Prison Moratorium Project (PMP)

Prison Moratorium Project (PMP)

Overview

* Non-Profit organization dedicated to eliminating all prisons and freeing all inmates
* Founder Kevin Pranis was former chairman of Democratic Socialists of America
* Has been associated with Black Panther activists and projects
* Has invited Angela Davis to teach its seminars


The Prison Moratorium Project (PMP) was created in 1995 for the express purpose of working for the elimination of all prisons in the United States and the release of all inmates. This non-profit group believes that incarceration is never an appropriate means of dealing with crime. Embracing the axiom that American society’s inherent inequities are at the root of all criminal behavior, PMP laments what it calls the “criminalization of youth” allegedly caused by those inequities.

According to PMP, the American “prison-industrial complex” is rife with injustices such as the following: “overrepresentation of Blacks and Latinos within the system; allocation of federal money to a corrupt system rather than to programs that benefit the people; devastation of entire communities; children robbed of caregivers; perpetuation of inferiority complex; psychological damage of those imprisoned; focus on retainment rather than reform and rehabilitation; [and] generations of possible educators, thinkers, artists, and advocates enchained [sic].”

PMP’s worldview includes the following tenets: “imprisonment is not the solution and … prisons cannot work”; “justice and safety are not served by imprisonment but by investing in education, housing, health care, jobs, mental health, and programs that respond to social and economic needs”; and “where there is social and political will to make human livelihood a priority, there is no need for prisons.” To the question of how society should deal with violent criminals, PMP replies not with answers but with its own set of questions: “What are the roots of the violence?

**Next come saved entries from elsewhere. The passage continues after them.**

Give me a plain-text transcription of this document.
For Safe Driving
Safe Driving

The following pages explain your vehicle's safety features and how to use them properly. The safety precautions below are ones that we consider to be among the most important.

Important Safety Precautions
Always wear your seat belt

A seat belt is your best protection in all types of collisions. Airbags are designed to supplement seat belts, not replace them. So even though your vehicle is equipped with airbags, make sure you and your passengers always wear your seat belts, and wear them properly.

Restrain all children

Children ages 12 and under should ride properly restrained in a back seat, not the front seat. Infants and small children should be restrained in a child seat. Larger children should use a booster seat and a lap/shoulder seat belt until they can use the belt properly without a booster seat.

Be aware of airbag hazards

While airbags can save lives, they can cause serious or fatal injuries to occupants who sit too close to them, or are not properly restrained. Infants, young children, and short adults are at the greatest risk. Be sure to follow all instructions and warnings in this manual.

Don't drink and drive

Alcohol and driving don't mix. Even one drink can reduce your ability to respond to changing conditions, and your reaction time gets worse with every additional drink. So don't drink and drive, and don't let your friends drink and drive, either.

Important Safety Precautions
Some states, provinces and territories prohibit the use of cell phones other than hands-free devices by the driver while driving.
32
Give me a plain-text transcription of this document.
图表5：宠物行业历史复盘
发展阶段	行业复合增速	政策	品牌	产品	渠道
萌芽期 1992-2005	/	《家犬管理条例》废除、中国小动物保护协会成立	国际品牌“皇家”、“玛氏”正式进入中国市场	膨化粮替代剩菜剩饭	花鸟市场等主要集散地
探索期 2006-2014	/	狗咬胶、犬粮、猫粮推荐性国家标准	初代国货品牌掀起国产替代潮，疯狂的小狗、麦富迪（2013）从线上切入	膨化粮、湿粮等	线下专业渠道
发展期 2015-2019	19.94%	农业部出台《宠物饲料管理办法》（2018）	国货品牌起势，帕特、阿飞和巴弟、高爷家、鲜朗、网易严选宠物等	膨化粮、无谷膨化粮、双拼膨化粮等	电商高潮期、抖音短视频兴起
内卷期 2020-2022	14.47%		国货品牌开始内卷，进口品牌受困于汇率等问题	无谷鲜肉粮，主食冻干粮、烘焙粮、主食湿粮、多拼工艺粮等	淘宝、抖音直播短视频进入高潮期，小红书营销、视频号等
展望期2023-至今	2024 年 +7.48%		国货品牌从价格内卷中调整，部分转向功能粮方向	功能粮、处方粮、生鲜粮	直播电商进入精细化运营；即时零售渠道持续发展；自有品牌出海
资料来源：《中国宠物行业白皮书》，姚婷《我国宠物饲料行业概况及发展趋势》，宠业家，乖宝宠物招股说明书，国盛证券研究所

How can the community responsibly hold people accountable? What are the best paths towards rehabilitation?”

PMP received national attention through its creation of Raptivism Records and the Hip Hop CD “No More Prisons.” Kevin Pranis, a well-known activist and the former (in the 1990s) Youth Section Chairman of the Democratic Socialists of America (DSA), was a PMP Board member from 1996-2002. PMP has long been closely allied with DSA.

Kate Kyung Ji Rhee, a graduate of the University of Chicago, has been the Director of PMP since 1999. In August 2003, Rhee presented a film explaining the purpose and activities of PMP to the Third International Black Panther Film Festival in New York — a festival chaired by actor and activist Danny Glover. PMP seminars have occasionally been taught by the longtime communist radical Angela Davis, currently a professor at the University of California, Santa Cruz.

The California branch of the Prison Moratorium Project has joined forces with the Border Action Network (BAN) to oppose the Anti-Terrorism and Effective Death Penalty Act and the Illegal Immigrant Reform and Immigrant Responsibility Act, both of which mandate stiff penalties for illegal immigrants who commit crimes in the United States.

Affiliated with the U.S. chapter of the Socialist International, PMP has received financial support from the JEHT Foundation, the New York Foundation, George Soros‘s Open Society Institute, the Public Welfare Foundation, and the Surdna Foundation.